オニキスが戻って来たのかと思って思わず身構えたが、こっそりと部屋の中に入って来たのは、小さな人影だった。
――マリアンジュ皇女だ。
意外な人物の登場に、翠は驚く。
「スイ……!!」
「マリアンジュ様……。ど、どうやってここに……?」
「侍女からマスターキーを拝借したんじゃ」
マリアンジュは、翠のいるベッドの方に駆け寄ってくる。
「スイ……? 大丈夫か? 血が……」
口の端から血が零れて、翠の着ている服を汚していた。
「あ……、だ、大丈夫です……、これは自分で噛んだので……」
慌てて、翠は口元の血を拭う。
「あの女が来てから、父上も少し変なんじゃ……。みんな少しずつおかしくなってきておる」
オニキスは皇帝に取り入って、少しずつ精神干渉を行っているのだろう。――何のために?
彼女の行動原理がアーカーシャへの反抗だとするなら、目的はまさか、ルーセットとの戦争なのか……?
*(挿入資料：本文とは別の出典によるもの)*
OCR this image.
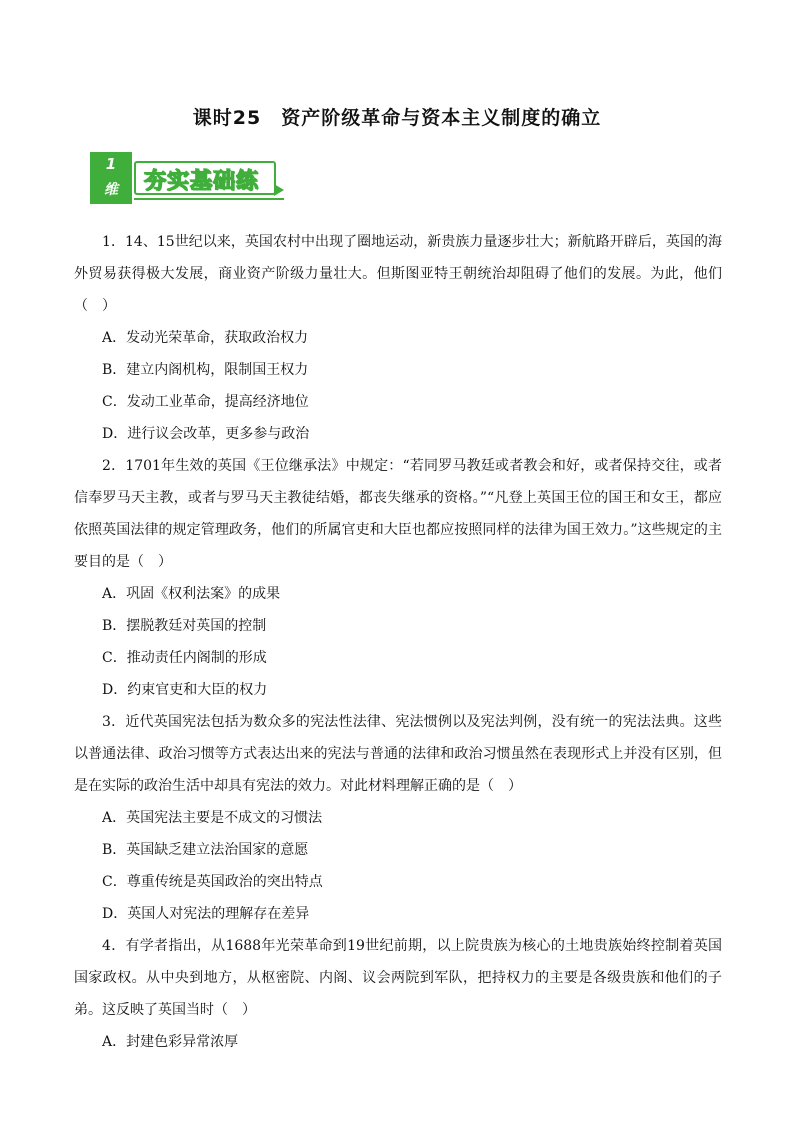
课时25　资产阶级革命与资本主义制度的确立
1
维	夯实基础练

1．14、15世纪以来，英国农村中出现了圈地运动，新贵族力量逐步壮大；新航路开辟后，英国的海外贸易获得极大发展，商业资产阶级力量壮大。但斯图亚特王朝统治却阻碍了他们的发展。为此，他们（　）

A．发动光荣革命，获取政治权力

B．建立内阁机构，限制国王权力

C．发动工业革命，提高经济地位

D．进行议会改革，更多参与政治

2．1701年生效的英国《王位继承法》中规定：“若同罗马教廷或者教会和好，或者保持交往，或者信奉罗马天主教，或者与罗马天主教徒结婚，都丧失继承的资格。”“凡登上英国王位的国王和女王，都应依照英国法律的规定管理政务，他们的所属官吏和大臣也都应按照同样的法律为国王效力。”这些规定的主要目的是（　）

A．巩固《权利法案》的成果

B．摆脱教廷对英国的控制

C．推动责任内阁制的形成

D．约束官吏和大臣的权力

3．近代英国宪法包括为数众多的宪法性法律、宪法惯例以及宪法判例，没有统一的宪法法典。这些以普通法律、政治习惯等方式表达出来的宪法与普通的法律和政治习惯虽然在表现形式上并没有区别，但是在实际的政治生活中却具有宪法的效力。对此材料理解正确的是（　）

A．英国宪法主要是不成文的习惯法

B．英国缺乏建立法治国家的意愿

C．尊重传统是英国政治的突出特点

D．英国人对宪法的理解存在差异

4．有学者指出，从1688年光荣革命到19世纪前期，以上院贵族为核心的土地贵族始终控制着英国国家政权。从中央到地方，从枢密院、内阁、议会两院到军队，把持权力的主要是各级贵族和他们的子弟。这反映了英国当时（　）

A．封建色彩异常浓厚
「……私はまだ小さいから、誰もまともに話を聞いてくれん。スイ、お前だけでもここから逃げるんじゃ」
マリアンジュは、翠に言った。
「私は確かに魔法を使ってみたいと言ったが、あんな……、あんなのは……」
ジレーズ砦の一件は、彼女の耳にも入ったのだろう。彼女が、幼いながらに翠の身を案じてくれていることが、翠は嬉しかった。
「……ありがとうございます、マリアンジュ様。でも、今はまだ逃げられません……」
首輪で魔法を封じられている状態では、逃げたところですぐに捕まってしまうだろう。エルシア帝国から脱出するのも困難だ。――逃亡するなら、もっと確実なタイミングを待たないといけない。